As a truly passionate collector and arts benefactor, he did not keep track of his donations. “I’ve never thought about the dollar value of what I’ve given away. ...Giving away art opens up a space on my wall for something else.”


2006 William Hunter - William Hunter entered the field of contemporary wood sculpture in its formative stages in the early 1970’s. His early forms in wood exploited the material’s rich expressive potential and advanced a new direction for the entire field of contemporary wood sculpture. Through the years since, he has led the field as the medium evolved from its foundations in traditional wood turning practices to its emergence as a vehicle for artistic invention. Today, Bill is considered among the foremost artist leaders and visionaries in this important field.

2007 Robyn Horn - CWA honors Robyn as an innovative wood artist and as a founder of CWA. Robyn also is recognized as a national leader in the promotion and support of craft art in all media.
Robyn has been collecting and making art simultaneously for over 25 years, and her work is represented in museums around the country, including the Museum of Fine Arts in Boston, the Museum of Art + Design in New York and the Museum of Fine Arts in Houston. She is on advisory commmittees for the Wharton Esherick Museum and the San Francisco Museum of Craft + Design. She is a member of the Arkansas Arts Center Foundation Board and received the McColl Award from the Founder’s Circle of the Mint Museum of Craft + Design in 2007 and the Honorary Lifetime Membership Award from the American Association of Woodturners in 2000.

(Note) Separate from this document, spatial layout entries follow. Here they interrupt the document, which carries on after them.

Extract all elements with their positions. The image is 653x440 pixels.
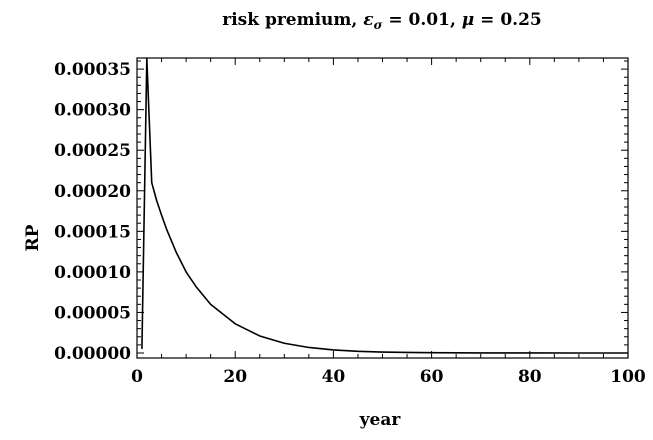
x-tick-label: 40 [322,367,346,387]
series-line [141,57,629,354]
y-tick-label: 0.00005 [54,303,131,323]
title-mu-symbol: μ [462,10,474,30]
x-tick-label: 0 [131,367,143,387]
title-mu-value: = 0.25 [474,10,542,30]
axis-tick-labels: 0 20 40 60 80 100 0.00000 0.00005 0.00010 0.00015… [54,60,646,387]
x-tick-label: 60 [420,367,444,387]
x-tick-label: 20 [223,367,247,387]
y-tick-label: 0.00025 [54,141,131,161]
y-tick-label: 0.00020 [54,182,131,202]
plot-frame [136,57,629,359]
y-tick-label: 0.00000 [54,344,131,364]
y-tick-label: 0.00030 [54,101,131,121]
title-eps-subscript: σ [374,18,383,32]
x-axis-label: year [359,410,402,430]
title-prefix: risk premium, [222,10,363,30]
y-axis-label: RP [23,224,43,251]
y-tick-label: 0.00010 [54,263,131,283]
x-tick-label: 80 [518,367,542,387]
chart-title: risk premium, εσ = 0.01, μ = 0.25 [222,10,541,32]
title-eps-value: = 0.01, [382,10,461,30]
y-tick-label: 0.00035 [54,60,131,80]
axis-ticks [136,58,629,358]
title-eps-symbol: ε [363,10,373,30]
y-tick-label: 0.00015 [54,222,131,242]
x-tick-label: 100 [610,367,646,387]
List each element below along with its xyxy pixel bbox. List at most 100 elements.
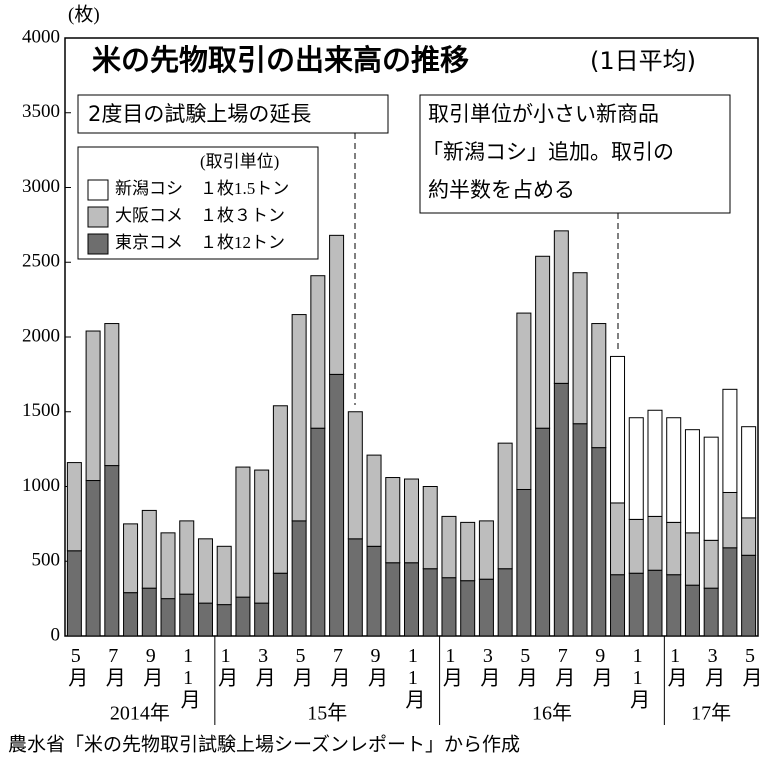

Arthur Mason, Robyn Horn, Pat McCauley


2009 - Arthur and Jane Mason - Jane Mason is an artist and has exhibited her paintings and drawings at the Cosmos Club in DC, the Bethesda Public Library as well as the Corcoran Gallery. She is also a ceramic artist and has done several commissions. She taught art to adults and children for almost 20 years and ran a computer consulting business for 14 years. She is a continuing volunteer for the Smithsonian Women’s Committee and has served on the Board of the James Renwick Alliance, the Board of Visitors of the Lamar Dodd School of Art at the University of Georgia, the CWA board, and she chaired the Smithsonian Craft Show in 1996. 

Arthur served in the military aboard a destroyer in the Pacific from 1944-1946. He went to Harvard and Columbia Law School and practiced law until 1999 when he retired. He has served on the board of the Renwick Alliance, the Woodturning Center, the CWA, the American Craft Council, and the Mint Museum of Craft + Design. Jane and Arthur have received the McColl Award for Lifetime Achievement to the Mint Museum of Craft + Design in 2003 and were selected as Honorary Lifetime Members of the AAW in 2004. 

Arthur and Jane are as committed to the field of wood as anyone could be. They have hosted artists in their homes, they have supported exhibitions and catalogues, and they have contributed to museums and helped them raise funds. They have amassed one of the finest collections of turned wood in the country and they continue to show a real passion for the artists who make the work.